L’offensive commence par “ 27 triages ”. Après les essais précédents, regrettables à tous
points de vue, y compris leur inutilité, qui ont marqué 1943, c’est Le Mans-triage qui débute la série
en mars 1944. Bien que l’objectif soit réputé facile à atteindre parce que les habitations sont
éloignées, que la défense au sol et la chasse allemande sont réduites, le succès reste douteux7.
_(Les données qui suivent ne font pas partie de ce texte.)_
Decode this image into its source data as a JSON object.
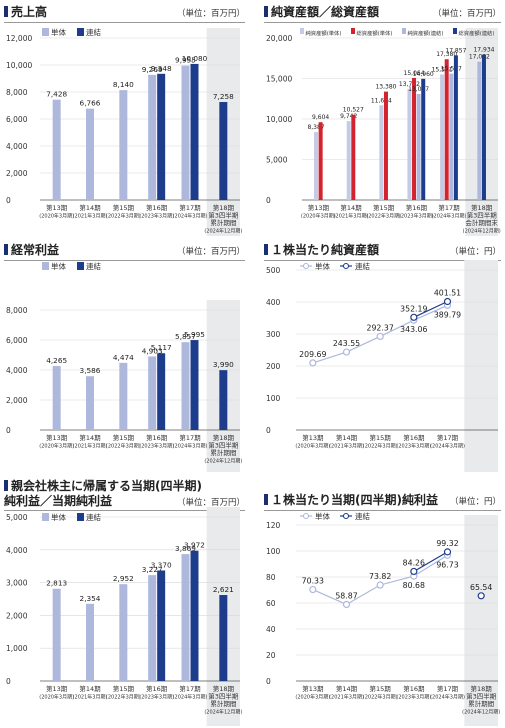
{
  "colors": {
    "single": "#aeb8dc",
    "consolidated": "#1d3c8c",
    "red": "#d3232e",
    "lightblue": "#c5cbe5",
    "shade": "#e9eaec"
  },
  "panels": [
    {
      "title": "売上高",
      "unit": "（単位：百万円）",
      "chart_data": {
        "type": "bar",
        "categories": [
          [
            "第13期",
            "(2020年3月期)"
          ],
          [
            "第14期",
            "(2021年3月期)"
          ],
          [
            "第15期",
            "(2022年3月期)"
          ],
          [
            "第16期",
            "(2023年3月期)"
          ],
          [
            "第17期",
            "(2024年3月期)"
          ],
          [
            "第18期",
            "第3四半期",
            "累計期間",
            "(2024年12月期)"
          ]
        ],
        "ylim": [
          0,
          12000
        ],
        "yticks": [
          "0",
          "2,000",
          "4,000",
          "6,000",
          "8,000",
          "10,000",
          "12,000"
        ],
        "legend": [
          "単体",
          "連結"
        ],
        "series": [
          {
            "name": "単体",
            "values": [
              7428,
              6766,
              8140,
              9269,
              9955,
              null
            ],
            "labels": [
              "7,428",
              "6,766",
              "8,140",
              "9,269",
              "9,955",
              ""
            ]
          },
          {
            "name": "連結",
            "values": [
              null,
              null,
              null,
              9348,
              10080,
              7258
            ],
            "labels": [
              "",
              "",
              "",
              "9,348",
              "10,080",
              "7,258"
            ]
          }
        ]
      }
    },
    {
      "title": "純資産額／総資産額",
      "unit": "（単位：百万円）",
      "chart_data": {
        "type": "bar",
        "categories": [
          [
            "第13期",
            "(2020年3月期)"
          ],
          [
            "第14期",
            "(2021年3月期)"
          ],
          [
            "第15期",
            "(2022年3月期)"
          ],
          [
            "第16期",
            "(2023年3月期)"
          ],
          [
            "第17期",
            "(2024年3月期)"
          ],
          [
            "第18期",
            "第3四半期",
            "会計期間末",
            "(2024年12月期)"
          ]
        ],
        "ylim": [
          0,
          20000
        ],
        "yticks": [
          "0",
          "5,000",
          "10,000",
          "15,000",
          "20,000"
        ],
        "legend": [
          "純資産額(単体)",
          "総資産額(単体)",
          "純資産額(連結)",
          "総資産額(連結)"
        ],
        "series": [
          {
            "name": "純資産額(単体)",
            "values": [
              8387,
              9742,
              11694,
              13722,
              15501,
              null
            ],
            "labels": [
              "8,387",
              "9,742",
              "11,694",
              "13,722",
              "15,501",
              ""
            ]
          },
          {
            "name": "総資産額(単体)",
            "values": [
              9604,
              10527,
              13380,
              15064,
              17380,
              null
            ],
            "labels": [
              "9,604",
              "10,527",
              "13,380",
              "15,064",
              "17,380",
              ""
            ]
          },
          {
            "name": "純資産額(連結)",
            "values": [
              null,
              null,
              null,
              13087,
              15597,
              17082
            ],
            "labels": [
              "",
              "",
              "",
              "13,087",
              "15,597",
              "17,082"
            ]
          },
          {
            "name": "総資産額(連結)",
            "values": [
              null,
              null,
              null,
              14960,
              17857,
              17934
            ],
            "labels": [
              "",
              "",
              "",
              "14,960",
              "17,857",
              "17,934"
            ]
          }
        ]
      }
    },
    {
      "title": "経常利益",
      "unit": "（単位：百万円）",
      "chart_data": {
        "type": "bar",
        "categories": [
          [
            "第13期",
            "(2020年3月期)"
          ],
          [
            "第14期",
            "(2021年3月期)"
          ],
          [
            "第15期",
            "(2022年3月期)"
          ],
          [
            "第16期",
            "(2023年3月期)"
          ],
          [
            "第17期",
            "(2024年3月期)"
          ],
          [
            "第18期",
            "第3四半期",
            "累計期間",
            "(2024年12月期)"
          ]
        ],
        "ylim": [
          0,
          8000
        ],
        "yticks": [
          "0",
          "2,000",
          "4,000",
          "6,000",
          "8,000"
        ],
        "legend": [
          "単体",
          "連結"
        ],
        "series": [
          {
            "name": "単体",
            "values": [
              4265,
              3586,
              4474,
              4903,
              5857,
              null
            ],
            "labels": [
              "4,265",
              "3,586",
              "4,474",
              "4,903",
              "5,857",
              ""
            ]
          },
          {
            "name": "連結",
            "values": [
              null,
              null,
              null,
              5117,
              5995,
              3990
            ],
            "labels": [
              "",
              "",
              "",
              "5,117",
              "5,995",
              "3,990"
            ]
          }
        ]
      }
    },
    {
      "title": "１株当たり純資産額",
      "unit": "（単位：円）",
      "chart_data": {
        "type": "line",
        "categories": [
          [
            "第13期",
            "(2020年3月期)"
          ],
          [
            "第14期",
            "(2021年3月期)"
          ],
          [
            "第15期",
            "(2022年3月期)"
          ],
          [
            "第16期",
            "(2023年3月期)"
          ],
          [
            "第17期",
            "(2024年3月期)"
          ]
        ],
        "ylim": [
          0,
          500
        ],
        "yticks": [
          "0",
          "100",
          "200",
          "300",
          "400",
          "500"
        ],
        "legend": [
          "単体",
          "連結"
        ],
        "series": [
          {
            "name": "単体",
            "values": [
              209.69,
              243.55,
              292.37,
              343.06,
              389.79
            ],
            "labels": [
              "209.69",
              "243.55",
              "292.37",
              "343.06",
              "389.79"
            ]
          },
          {
            "name": "連結",
            "values": [
              null,
              null,
              null,
              352.19,
              401.51
            ],
            "labels": [
              "",
              "",
              "",
              "352.19",
              "401.51"
            ]
          }
        ]
      }
    },
    {
      "title": "親会社株主に帰属する当期(四半期)",
      "title2": "純利益／当期純利益",
      "unit": "（単位：百万円）",
      "chart_data": {
        "type": "bar",
        "categories": [
          [
            "第13期",
            "(2020年3月期)"
          ],
          [
            "第14期",
            "(2021年3月期)"
          ],
          [
            "第15期",
            "(2022年3月期)"
          ],
          [
            "第16期",
            "(2023年3月期)"
          ],
          [
            "第17期",
            "(2024年3月期)"
          ],
          [
            "第18期",
            "第3四半期",
            "累計期間",
            "(2024年12月期)"
          ]
        ],
        "ylim": [
          0,
          5000
        ],
        "yticks": [
          "0",
          "1,000",
          "2,000",
          "3,000",
          "4,000",
          "5,000"
        ],
        "legend": [
          "単体",
          "連結"
        ],
        "series": [
          {
            "name": "単体",
            "values": [
              2813,
              2354,
              2952,
              3227,
              3869,
              null
            ],
            "labels": [
              "2,813",
              "2,354",
              "2,952",
              "3,227",
              "3,869",
              ""
            ]
          },
          {
            "name": "連結",
            "values": [
              null,
              null,
              null,
              3370,
              3972,
              2621
            ],
            "labels": [
              "",
              "",
              "",
              "3,370",
              "3,972",
              "2,621"
            ]
          }
        ]
      }
    },
    {
      "title": "１株当たり当期(四半期)純利益",
      "unit": "（単位：円）",
      "chart_data": {
        "type": "line",
        "categories": [
          [
            "第13期",
            "(2020年3月期)"
          ],
          [
            "第14期",
            "(2021年3月期)"
          ],
          [
            "第15期",
            "(2022年3月期)"
          ],
          [
            "第16期",
            "(2023年3月期)"
          ],
          [
            "第17期",
            "(2024年3月期)"
          ],
          [
            "第18期",
            "第3四半期",
            "累計期間",
            "(2024年12月期)"
          ]
        ],
        "ylim": [
          0,
          120
        ],
        "yticks": [
          "0",
          "20",
          "40",
          "60",
          "80",
          "100",
          "120"
        ],
        "legend": [
          "単体",
          "連結"
        ],
        "series": [
          {
            "name": "単体",
            "values": [
              70.33,
              58.87,
              73.82,
              80.68,
              96.73,
              null
            ],
            "labels": [
              "70.33",
              "58.87",
              "73.82",
              "80.68",
              "96.73",
              ""
            ]
          },
          {
            "name": "連結",
            "values": [
              null,
              null,
              null,
              84.26,
              99.32,
              65.54
            ],
            "labels": [
              "",
              "",
              "",
              "84.26",
              "99.32",
              "65.54"
            ]
          }
        ]
      }
    }
  ]
}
Les destructions ferroviaires utiles à court terme du point de vue militaire sont presque nulles,
les relevés aériens le prouvent dans ce cas comme dans les suivants. Malgré tout la répétition de ces
raids lourds devient impossible à éviter. Comme ils sont difficiles à organiser, donc espacés en
temps, la reconstruction partielle des itinéraires de voies essentielles peut être menée à bien entre
deux raids ce qui ne gêne guère les transports militaires sinon en ralentissant de quelques jours les
ravitaillements. Curieusement, à la même époque, des raids extrêmement précis sont effectués
contre les stations de radars allemands (40 sur 47), dispersés de Cherbourg à la Belgique, dans le
but d’entretenir la confusion sur les zones de débarquement. Effectuées par des
chasseurs-bombardiers (Typhoon ou Spitfire, ou Mosquitos) parfois pourvus de fusées-bombes,
elles se révèlent extrêmement efficaces et peuvent se répéter et harceler l’adversaire sans risques
majeurs. Quoique la résistance française et belge connaisse, approuve et aide ces opérations, il ne
semble pas, à cause du cloisonnement et des luttes intestines entre états-majors, que l’on ait pensé à
les utiliser contre les voies ferrées avant plusieurs mois. En ce qui concerne les attaques de trains,
les cheminots n’y étaient guère préparés : ils connaissaient leurs risques, mais ne soupçonnaient pas
encore l’absence de discernement des attaquants qui allaient confondre convois militaires et civils,
voies normales et voies étroites. Quant aux bombardements de gares, ils n’étaient pas plus
efficaces : dans le cas de 30 % des objectifs atteints, la SNCF pouvait remettre en service quelques
voies de traversée en quelques heures, sinon en quelques jours en dépit des bombes à retardement
(figure 32).
Ces constats sont valables pour tous les raids de mars à juillet 1944 car, malgré les
perfectionnements du ciblage par radar (H2S notamment), les radios de bord et d’identification
(I.F.F.) sont trop bavardes, et permettent aux radars allemands de diriger avec plus de précision la
chasse nocturne. Celle-ci est pourvue, dès février 1944, de radars de pistage précis (SN2) qui
équipent 480 appareils JU88 et ME110 en avril et de nouveaux canons obliques qui tiennent compte
des angles morts des bombardiers britanniques. S’ensuivent des pertes atteignant, selon l’aveu
même des Anglais, une “ quantité presque insupportable ”, qui vont durer jusqu’à la mise en service
7 Un des griefs les plus notables et les plus répétés des informateurs alliés était l’absence de prise en considération des
rapports du sol par les états-majors des forces aériennes concernées. On constate même avec surprise, connaissant
l’existence de telles observations, et la certitude de leur transmission, l’absence de leur mention par les War Diaries de
la R.A.F. (agendas de combat et bombardements, publiés en 1985 seulement, voir bibliogr. [13]). Plus curieusement
encore, dans le cas d’opérations douteuses ou ayant mal tourné, il semble qu’au lieu des rapports précis et souvent
protestataires, émanant d’agents britanniques travaillant en France avec la résistance, on trouve seulement la mention :
“ pas de rapport local émanant du sol ”. C’est le cas des raids les plus meurtriers de civils, comme Rennes, Nantes,
Rouen, Lille, Saint-Etienne, Besançon, Lyon-Vaise. Une exception : Ambérieu, où après une première attaque inutile, la
Résistance obtient de Londres l’arrêt des raids aériens, après avoir fait la preuve de l’efficacité locale des sabotages, qui
avaient coûté de nombreux otages et déportés.